En Chile hizo una donación importante, de casi 700 mil hectáreas.
Y en Santa Cruz también: donó las 60 mil hectáreas
que forman el Parque Nacional Monte León, el único
sobre la costa continental argentina. Es un personaje riquísimo
para narrar y también polémico.
-A pesar de sus diferencias, ¿existe un denominador
común en ellos?
Sí, dos: sus fortunas, todas siderales, y la misma fascinación
por las bellezas patagónicas.
-¿Cuál fue el mejor momento de la investigación?
¿Porqué?
-Cada vez que me subí a un micro para ir en busca de uno
de estos tipos, sentí que entraba en otra sintonía.
En una forma de hacer periodismo de campo que ya no se hace: el
cronista que viaja para contar. Lejos, un día Lewis me pidió
que lo esperara a las doce del mediodía en la tranquera de
su campo, en El Bolsón, y ahí fui. Estaba esperando
en el medio de la Patagonia y de repente apareció Lewis en
su helicóptero Bell. Increíble. Bajó, me hizo
subir y volamos hasta su mansión a orillas del lago Escondido.
-Después de varios años investigando, ¿Qué
conclusión te dejó el libro? ¿Qué es
hoy la Patagonia?
-Lo que digo en la primera línea: “La Patagonia es
argentina sólo por casualidad”. Durante muchísimos
años, los gobiernos locales le dieron la espalda, mientras
viajeros llegados de todo el mundo se asentaban para poblarla.
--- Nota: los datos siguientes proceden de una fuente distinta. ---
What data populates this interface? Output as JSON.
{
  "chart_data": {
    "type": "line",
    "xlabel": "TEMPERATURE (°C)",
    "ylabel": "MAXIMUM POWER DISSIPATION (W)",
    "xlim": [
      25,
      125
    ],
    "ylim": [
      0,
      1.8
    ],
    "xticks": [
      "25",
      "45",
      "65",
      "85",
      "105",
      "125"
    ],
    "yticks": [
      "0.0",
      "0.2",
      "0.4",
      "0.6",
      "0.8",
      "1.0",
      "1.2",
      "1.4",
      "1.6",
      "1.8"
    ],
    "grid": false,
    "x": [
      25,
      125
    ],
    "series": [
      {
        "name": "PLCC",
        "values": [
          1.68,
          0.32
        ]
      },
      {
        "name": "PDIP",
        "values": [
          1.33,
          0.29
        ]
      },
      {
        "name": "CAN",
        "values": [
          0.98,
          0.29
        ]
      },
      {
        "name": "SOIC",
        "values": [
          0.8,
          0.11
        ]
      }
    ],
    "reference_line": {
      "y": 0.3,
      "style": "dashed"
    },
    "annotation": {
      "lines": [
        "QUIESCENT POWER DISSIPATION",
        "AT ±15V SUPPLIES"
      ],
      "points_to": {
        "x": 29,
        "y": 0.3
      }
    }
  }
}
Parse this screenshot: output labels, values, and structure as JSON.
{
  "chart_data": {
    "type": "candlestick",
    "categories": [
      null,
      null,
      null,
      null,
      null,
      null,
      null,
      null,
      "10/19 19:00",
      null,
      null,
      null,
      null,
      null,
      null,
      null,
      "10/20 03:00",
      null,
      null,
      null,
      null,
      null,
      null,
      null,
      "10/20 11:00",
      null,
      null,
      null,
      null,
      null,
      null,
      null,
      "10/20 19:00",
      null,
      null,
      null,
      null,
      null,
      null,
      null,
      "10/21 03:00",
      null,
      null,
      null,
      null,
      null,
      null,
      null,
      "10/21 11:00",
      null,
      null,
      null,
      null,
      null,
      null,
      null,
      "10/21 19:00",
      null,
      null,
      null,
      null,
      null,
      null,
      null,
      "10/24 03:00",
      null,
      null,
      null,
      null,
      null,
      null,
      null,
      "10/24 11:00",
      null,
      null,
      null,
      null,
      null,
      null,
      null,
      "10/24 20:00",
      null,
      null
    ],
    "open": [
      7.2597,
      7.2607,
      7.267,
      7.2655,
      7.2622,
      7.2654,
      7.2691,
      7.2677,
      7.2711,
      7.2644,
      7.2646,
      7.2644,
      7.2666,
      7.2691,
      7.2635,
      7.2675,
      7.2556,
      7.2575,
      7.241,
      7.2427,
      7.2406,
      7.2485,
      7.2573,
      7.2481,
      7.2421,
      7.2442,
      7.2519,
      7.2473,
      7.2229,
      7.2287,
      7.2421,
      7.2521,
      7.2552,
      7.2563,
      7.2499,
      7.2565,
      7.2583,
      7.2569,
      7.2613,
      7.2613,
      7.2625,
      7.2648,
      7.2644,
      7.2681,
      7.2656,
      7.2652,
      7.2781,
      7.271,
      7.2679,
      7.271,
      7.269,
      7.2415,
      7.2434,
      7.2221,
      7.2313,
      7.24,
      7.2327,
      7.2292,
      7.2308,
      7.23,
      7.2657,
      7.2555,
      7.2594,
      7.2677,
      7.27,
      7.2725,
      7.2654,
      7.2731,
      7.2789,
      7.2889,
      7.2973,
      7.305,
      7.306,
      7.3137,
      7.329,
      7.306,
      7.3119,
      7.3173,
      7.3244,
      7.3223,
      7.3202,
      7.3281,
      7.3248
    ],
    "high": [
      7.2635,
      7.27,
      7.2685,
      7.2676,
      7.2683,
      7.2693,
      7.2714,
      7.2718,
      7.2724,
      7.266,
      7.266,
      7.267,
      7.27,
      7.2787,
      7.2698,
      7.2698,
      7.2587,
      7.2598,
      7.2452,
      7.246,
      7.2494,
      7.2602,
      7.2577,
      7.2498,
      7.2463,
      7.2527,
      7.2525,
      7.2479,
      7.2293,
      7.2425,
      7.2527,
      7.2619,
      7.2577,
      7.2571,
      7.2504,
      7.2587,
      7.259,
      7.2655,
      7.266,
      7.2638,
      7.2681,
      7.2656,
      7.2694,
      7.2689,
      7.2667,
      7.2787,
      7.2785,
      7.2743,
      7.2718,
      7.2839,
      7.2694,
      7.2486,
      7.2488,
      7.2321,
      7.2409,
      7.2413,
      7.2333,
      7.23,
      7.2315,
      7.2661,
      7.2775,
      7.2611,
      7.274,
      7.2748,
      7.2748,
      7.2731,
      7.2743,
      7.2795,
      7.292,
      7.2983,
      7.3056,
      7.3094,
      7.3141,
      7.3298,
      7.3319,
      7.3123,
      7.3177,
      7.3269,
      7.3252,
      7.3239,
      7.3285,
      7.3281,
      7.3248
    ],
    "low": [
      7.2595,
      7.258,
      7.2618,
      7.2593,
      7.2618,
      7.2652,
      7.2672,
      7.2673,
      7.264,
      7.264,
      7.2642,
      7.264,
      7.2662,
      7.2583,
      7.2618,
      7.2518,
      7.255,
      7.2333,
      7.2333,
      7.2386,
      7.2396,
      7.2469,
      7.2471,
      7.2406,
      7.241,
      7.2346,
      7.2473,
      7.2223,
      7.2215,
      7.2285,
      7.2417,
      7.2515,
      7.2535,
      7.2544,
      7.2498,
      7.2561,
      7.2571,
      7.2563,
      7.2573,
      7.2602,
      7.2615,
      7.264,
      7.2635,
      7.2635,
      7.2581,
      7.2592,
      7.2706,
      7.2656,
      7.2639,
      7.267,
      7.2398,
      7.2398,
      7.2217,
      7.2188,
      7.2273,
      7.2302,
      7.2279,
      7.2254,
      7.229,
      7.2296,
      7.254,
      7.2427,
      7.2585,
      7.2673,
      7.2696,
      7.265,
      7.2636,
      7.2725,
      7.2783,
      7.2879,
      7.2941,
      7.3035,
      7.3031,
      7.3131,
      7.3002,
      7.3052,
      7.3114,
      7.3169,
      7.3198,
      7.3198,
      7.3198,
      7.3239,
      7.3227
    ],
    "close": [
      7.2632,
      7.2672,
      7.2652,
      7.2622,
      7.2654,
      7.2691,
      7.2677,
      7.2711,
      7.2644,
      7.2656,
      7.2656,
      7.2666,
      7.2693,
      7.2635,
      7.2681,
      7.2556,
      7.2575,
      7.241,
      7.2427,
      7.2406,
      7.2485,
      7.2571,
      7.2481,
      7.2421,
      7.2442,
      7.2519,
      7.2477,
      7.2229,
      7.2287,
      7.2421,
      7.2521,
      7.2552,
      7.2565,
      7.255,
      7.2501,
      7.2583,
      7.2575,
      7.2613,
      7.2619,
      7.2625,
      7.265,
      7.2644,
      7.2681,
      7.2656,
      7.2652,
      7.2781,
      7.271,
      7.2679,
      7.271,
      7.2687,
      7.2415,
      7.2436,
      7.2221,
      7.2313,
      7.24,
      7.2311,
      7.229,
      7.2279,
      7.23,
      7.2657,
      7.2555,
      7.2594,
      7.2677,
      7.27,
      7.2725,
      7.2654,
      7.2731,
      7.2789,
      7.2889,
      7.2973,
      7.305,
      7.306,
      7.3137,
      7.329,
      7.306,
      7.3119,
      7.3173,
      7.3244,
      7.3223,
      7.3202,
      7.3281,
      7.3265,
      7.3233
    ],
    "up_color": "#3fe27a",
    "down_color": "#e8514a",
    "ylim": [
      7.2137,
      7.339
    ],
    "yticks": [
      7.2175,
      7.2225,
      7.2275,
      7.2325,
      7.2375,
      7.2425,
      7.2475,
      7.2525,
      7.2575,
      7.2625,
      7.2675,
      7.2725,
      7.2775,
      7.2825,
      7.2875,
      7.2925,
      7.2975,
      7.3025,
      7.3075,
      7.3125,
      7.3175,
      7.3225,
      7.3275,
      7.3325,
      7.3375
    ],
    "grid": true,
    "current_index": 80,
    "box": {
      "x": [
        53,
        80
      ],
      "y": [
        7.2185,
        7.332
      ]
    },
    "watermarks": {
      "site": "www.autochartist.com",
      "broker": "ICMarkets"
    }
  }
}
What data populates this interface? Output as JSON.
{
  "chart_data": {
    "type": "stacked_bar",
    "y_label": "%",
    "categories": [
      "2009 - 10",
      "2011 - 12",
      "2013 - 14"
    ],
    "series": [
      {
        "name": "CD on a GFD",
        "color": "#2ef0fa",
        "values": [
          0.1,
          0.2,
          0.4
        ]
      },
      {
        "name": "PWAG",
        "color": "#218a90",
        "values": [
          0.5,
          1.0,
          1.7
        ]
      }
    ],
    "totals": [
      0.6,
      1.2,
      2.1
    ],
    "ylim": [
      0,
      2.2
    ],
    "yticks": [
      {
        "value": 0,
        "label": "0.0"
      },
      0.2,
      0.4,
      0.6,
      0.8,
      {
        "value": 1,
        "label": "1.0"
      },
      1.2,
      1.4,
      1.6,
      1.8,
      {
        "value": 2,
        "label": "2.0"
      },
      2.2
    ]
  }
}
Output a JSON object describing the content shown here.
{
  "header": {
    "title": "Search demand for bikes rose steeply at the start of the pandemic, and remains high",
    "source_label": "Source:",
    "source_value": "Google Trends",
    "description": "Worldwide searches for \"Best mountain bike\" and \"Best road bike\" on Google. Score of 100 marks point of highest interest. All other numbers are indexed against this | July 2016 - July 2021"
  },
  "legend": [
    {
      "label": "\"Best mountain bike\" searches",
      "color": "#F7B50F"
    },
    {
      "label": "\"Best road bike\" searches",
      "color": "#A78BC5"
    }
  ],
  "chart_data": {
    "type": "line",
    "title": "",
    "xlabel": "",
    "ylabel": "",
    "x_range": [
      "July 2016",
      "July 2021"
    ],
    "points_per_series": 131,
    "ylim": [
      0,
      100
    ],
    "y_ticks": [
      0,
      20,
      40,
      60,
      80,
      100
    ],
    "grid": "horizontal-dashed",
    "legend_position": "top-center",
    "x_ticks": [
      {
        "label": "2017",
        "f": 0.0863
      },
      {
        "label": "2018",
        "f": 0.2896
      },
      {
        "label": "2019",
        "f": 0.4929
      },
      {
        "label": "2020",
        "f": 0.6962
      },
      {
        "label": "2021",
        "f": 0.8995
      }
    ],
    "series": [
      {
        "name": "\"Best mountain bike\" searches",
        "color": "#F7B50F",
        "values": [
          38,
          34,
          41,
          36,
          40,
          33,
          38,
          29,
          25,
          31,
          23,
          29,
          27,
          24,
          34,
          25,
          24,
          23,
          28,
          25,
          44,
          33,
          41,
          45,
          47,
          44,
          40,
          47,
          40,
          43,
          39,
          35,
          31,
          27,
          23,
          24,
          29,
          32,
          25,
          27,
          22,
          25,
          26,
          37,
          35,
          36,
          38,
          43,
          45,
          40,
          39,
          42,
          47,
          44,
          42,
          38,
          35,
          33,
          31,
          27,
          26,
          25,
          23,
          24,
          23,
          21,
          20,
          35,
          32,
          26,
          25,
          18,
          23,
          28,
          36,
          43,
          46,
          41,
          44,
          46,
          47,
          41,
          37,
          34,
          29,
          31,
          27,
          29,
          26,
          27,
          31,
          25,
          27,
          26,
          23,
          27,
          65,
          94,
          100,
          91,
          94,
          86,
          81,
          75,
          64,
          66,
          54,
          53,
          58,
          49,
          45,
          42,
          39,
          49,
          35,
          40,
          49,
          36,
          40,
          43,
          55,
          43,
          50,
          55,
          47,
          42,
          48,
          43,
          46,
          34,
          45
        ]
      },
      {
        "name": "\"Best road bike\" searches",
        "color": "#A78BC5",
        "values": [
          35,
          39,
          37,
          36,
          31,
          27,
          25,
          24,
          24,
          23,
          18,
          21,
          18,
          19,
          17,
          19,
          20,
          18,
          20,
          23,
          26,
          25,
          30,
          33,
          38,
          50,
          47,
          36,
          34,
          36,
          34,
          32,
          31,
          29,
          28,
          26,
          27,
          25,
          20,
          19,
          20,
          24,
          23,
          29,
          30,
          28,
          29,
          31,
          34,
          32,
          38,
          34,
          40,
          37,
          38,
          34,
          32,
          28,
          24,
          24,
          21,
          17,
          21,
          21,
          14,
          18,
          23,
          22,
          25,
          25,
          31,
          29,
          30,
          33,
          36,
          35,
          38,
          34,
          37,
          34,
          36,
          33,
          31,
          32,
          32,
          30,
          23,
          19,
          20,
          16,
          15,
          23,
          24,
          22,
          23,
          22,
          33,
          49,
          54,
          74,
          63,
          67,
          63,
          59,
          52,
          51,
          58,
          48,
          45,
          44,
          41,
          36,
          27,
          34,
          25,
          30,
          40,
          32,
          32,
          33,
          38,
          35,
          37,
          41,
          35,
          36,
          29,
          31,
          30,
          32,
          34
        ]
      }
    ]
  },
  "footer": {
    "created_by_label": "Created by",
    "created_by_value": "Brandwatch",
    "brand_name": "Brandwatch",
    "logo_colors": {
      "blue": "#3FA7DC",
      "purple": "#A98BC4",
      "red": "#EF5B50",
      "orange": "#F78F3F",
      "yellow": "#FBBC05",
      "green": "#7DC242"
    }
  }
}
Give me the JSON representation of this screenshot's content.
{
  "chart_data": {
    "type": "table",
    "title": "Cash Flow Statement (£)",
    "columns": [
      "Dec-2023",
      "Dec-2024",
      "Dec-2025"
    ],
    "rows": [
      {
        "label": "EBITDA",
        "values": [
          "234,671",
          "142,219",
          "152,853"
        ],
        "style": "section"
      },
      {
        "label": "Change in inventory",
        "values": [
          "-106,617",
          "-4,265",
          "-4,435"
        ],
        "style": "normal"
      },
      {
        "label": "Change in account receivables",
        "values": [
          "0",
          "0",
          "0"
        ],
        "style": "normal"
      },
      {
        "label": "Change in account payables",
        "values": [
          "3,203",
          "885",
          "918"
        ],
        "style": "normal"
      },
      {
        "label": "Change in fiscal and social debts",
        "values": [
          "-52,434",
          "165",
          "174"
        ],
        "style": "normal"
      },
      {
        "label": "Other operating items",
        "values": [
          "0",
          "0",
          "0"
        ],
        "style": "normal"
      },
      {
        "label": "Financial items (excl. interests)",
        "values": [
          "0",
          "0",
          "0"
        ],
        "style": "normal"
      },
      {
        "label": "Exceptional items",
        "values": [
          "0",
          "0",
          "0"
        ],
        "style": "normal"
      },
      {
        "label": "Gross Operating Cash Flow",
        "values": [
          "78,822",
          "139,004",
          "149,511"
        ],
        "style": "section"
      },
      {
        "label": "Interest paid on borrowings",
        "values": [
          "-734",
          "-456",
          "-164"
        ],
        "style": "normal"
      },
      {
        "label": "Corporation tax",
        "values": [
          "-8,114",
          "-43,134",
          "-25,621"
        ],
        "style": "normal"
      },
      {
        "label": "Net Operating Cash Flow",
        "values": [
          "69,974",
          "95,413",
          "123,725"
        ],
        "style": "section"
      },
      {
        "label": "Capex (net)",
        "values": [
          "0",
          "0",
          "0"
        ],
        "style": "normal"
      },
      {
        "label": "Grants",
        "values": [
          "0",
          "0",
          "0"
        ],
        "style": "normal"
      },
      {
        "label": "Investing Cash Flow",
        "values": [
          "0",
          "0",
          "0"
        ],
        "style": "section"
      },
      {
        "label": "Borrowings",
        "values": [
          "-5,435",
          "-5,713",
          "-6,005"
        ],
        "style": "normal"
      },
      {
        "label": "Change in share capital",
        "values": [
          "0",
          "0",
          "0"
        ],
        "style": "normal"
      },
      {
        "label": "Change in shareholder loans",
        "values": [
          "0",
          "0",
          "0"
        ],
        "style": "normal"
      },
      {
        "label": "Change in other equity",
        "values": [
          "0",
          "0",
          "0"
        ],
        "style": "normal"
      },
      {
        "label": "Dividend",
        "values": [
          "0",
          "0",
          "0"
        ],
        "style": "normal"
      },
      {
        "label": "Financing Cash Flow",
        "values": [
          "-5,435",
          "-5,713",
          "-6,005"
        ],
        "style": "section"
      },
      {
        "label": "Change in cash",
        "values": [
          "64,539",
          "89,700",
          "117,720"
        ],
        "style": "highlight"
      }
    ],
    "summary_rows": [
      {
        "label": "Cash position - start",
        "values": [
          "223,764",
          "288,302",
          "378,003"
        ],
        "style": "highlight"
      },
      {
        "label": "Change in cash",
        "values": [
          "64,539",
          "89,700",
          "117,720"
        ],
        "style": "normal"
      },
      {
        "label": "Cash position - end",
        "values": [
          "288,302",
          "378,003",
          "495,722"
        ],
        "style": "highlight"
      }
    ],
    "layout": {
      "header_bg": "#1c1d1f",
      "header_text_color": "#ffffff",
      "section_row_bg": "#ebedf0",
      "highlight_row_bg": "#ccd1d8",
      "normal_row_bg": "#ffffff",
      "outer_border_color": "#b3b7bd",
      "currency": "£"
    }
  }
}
Así
pasó en Tierra del Fuego, en Santa Cruz, en Chubut. Los primeros
hombres fueron salesianos llevando la cruz, ingleses decididos a
gobernar el comercio marítimo, daneses, galeses, polacos
y chilenos. Los argentinos comenzaron a poblarla mucho tiempo después.
Y ahora pasa algo parecido. Quienes pusieron rumbo sur, son los
hombres más ricos de la tierra y pareciera como que los argentinos,
otra vez, nos acordamos tarde. La Patagonia, más allá
de esto, es increíble y fabulosa y creo que se puede coexistir
plenamente con los nuevos vecinos.
-¿Podemos decir aún que la Patagonia es “nuestra”?
-Sí, claro. En lo formal sí.
-Hoy el conflicto pasa, por un lado, por los intentos de
cortar los alambres por parte del impresentable D´elía
y por el otro, las denuncias alarmistas de Carrió (”vienen
por el agua”). ¿En dónde podemos situarnos frente
a la cuestión de las tierras, los recursos naturales, etc?
-Creo que los argentinos somos especialistas en inventar paranoias.
Y que hay mucha información tendenciosa alrededor del tema.
Nadie está envasando agua mineral y por otro lado, el acuífero
guaraní llega hasta la Pampa Bonaerense. Quiero decir, no
sólo Tompkins está encima de esa resrva de agua. También
vos y yo en este momento estamos encima del acuífero. No
creo que expropiar sea una solución. Creo la discusión
recién empieza. Yo inicié está investigación
cargado de prejuicios, creía que venían por todo y
después descubrí que hay matices intermedios que describen
otra historia..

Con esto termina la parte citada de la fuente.